劉仰澤試探著說:「不讓別人說話好像不太好——」

他的話還沒說完,溫和的酋長忽然大怒,走到牆壁邊取下一把刀,照著劉仰澤就要砍。

劉仰澤身不由己,一手捂住眼睛一手撫壁,雙膝一軟,撲通一聲跪下了。

高明上來將他慢慢扶起,低聲說:「他不敢砍外邊人的。」

劉仰澤站起,連說:「慚愧,我是沒站好。」

劉仰澤這一跪,讓李之薇對他的敬意減了不少。

酋長放好刀,哇啦哇啦說了一大篇,夾雜著雲南話,可以聽懂的是說:「你們,我們族裡的事你們管不著。」

本來調查研究是不應該管別人的事。劉仰澤等儘快收集了必要材料,和留宿的主人告別,下山去了。

走了幾十裡山路,好容易到了縣城,他們請見縣長,說了調查情況。

縣長苦笑道:「那是這個部落的特點,這幾年已經好多了。省裡來過人想幫他們改進,可是族人都擁護他們原來的辦法,管不了。等著看吧。」

劉仰澤將簡單的調查小結交給縣長一份,縣長很感謝。

四人回到昆明,已經是十二月初。他們住在伊侖大學做總結,討論的一個主要問題是:這樣落後的部落,怎麼能生存到現在?關於漢族和少數民族的血緣關係,由李之薇蒐集了以前的材料,和這次調查一起寫了專題報告。

穎書每天來看之薇,他們的婚事定在十二月中旬舉行。穎書本來很想舉行一個隆重的大場面的婚禮,但他熟悉的進步人士,勸他辦得簡單些。他們就在翠湖西路的家中,正房樓下襬了幾桌酒席。

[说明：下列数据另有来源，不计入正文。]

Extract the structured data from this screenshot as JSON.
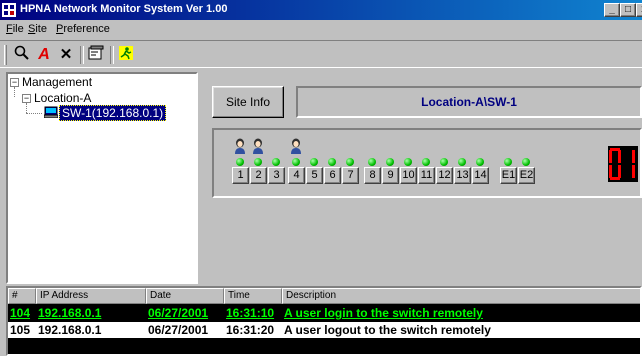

之薇這邊沒有什麼親人,峨和吳家榖來了。峨似乎比以前溫婉了許多,她和吳家榖站在一起,看去十分般配。劉仰澤和高明、許明也都來了。

醫士學校的教師家屬要把之薇的辮子梳成髻,之薇和穎書都反對。峨用大紅緞帶將之薇的兩根辮子紮在一起,繫了一個蝴蝶結。以後就成了之薇平常的髮式,只是不時更換緞帶的顏色。

樓下是禮堂,樓上是新房。人間又多了一對好夫妻。

劉仰澤在參加之薇的婚禮以後回北平去了。之薇受聘為伊侖大學的教師。

一天晚上,許明要之薇跟她到校園中一處花壇前,她在花壇泥土上寫了m、c兩個字母。之薇略一思索,知道是民主青年同盟的意思,這是共產黨的外圍組織,便點點頭。許明要她寫一份自傳。

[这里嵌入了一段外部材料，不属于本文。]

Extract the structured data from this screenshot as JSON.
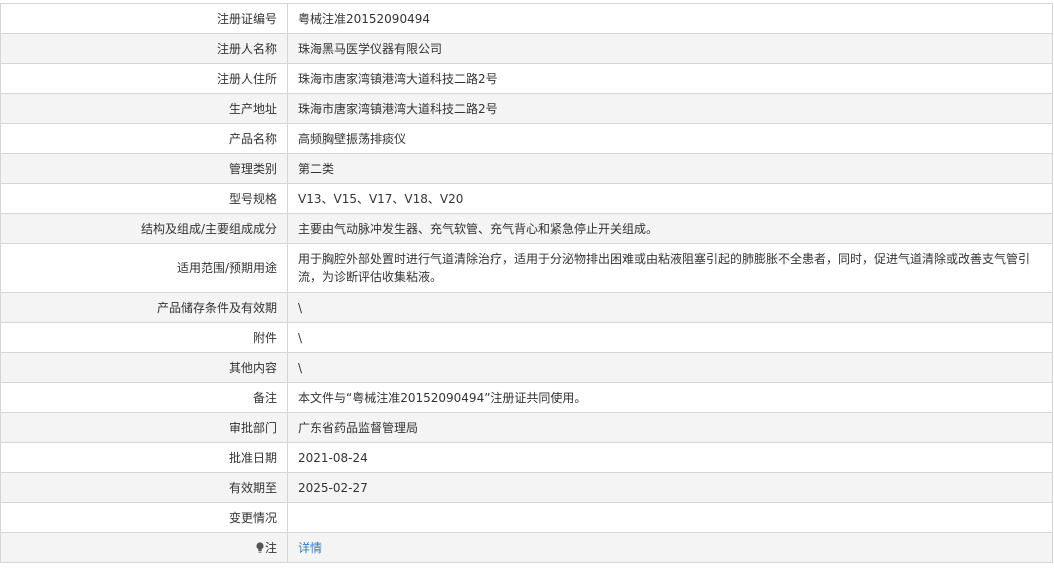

之薇回家也不敢和穎書說,好在她的家庭情況和本人的經歷都比較簡單,次日便交了上去。過了幾天,許明要她再寫一份材料,詳細講明參加遠征軍的情況,之薇如實寫了。又過了幾天,許明通知她,她的申請已經批准了。

後來,在民青小組會上,大家學習要加強組織觀點,也就是一切服從組織。有人提出如果組織錯了怎麼辦,小組討論後一致的意見是認為組織不會犯錯誤。

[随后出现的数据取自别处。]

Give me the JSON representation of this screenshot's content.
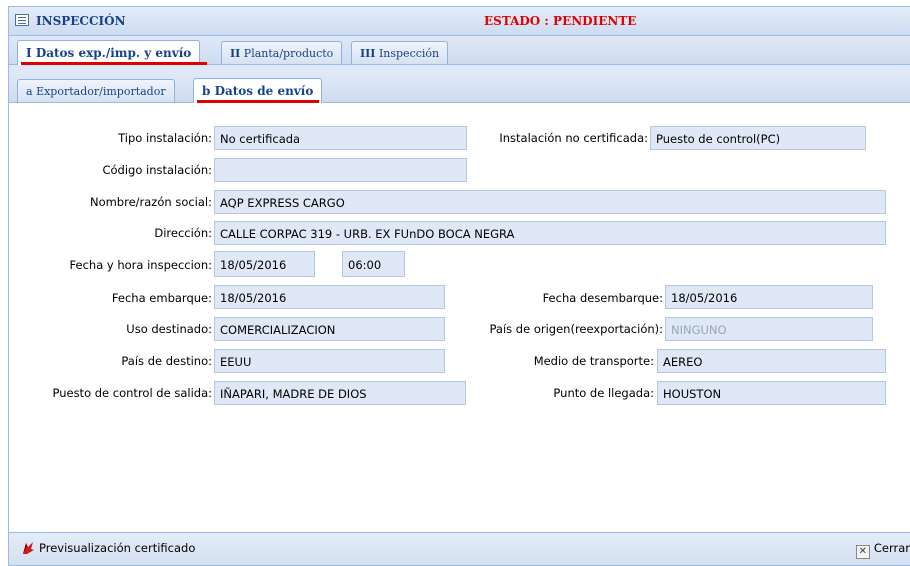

為了抗議日益高漲的物價,昆明學生組織了一次較大規模的遊行。遊行隊伍到了正義路,受到軍警勸阻,雙方發生了衝突。有些學生被打傷,有兩個學生被逮捕。嚴穎書知道以後竭力營救,學生不久獲釋,醫士學校又對被打傷的同學用心醫治和調理。

穎書這次的舉動很得昆明地下黨組織的重視,又結合他以前的表現,還有嚴亮祖「中國人不打中國人」的遺言,穎書被雲南地下黨組織吸收為中國共產黨黨員,沒有候補期。他也沒有對之薇說。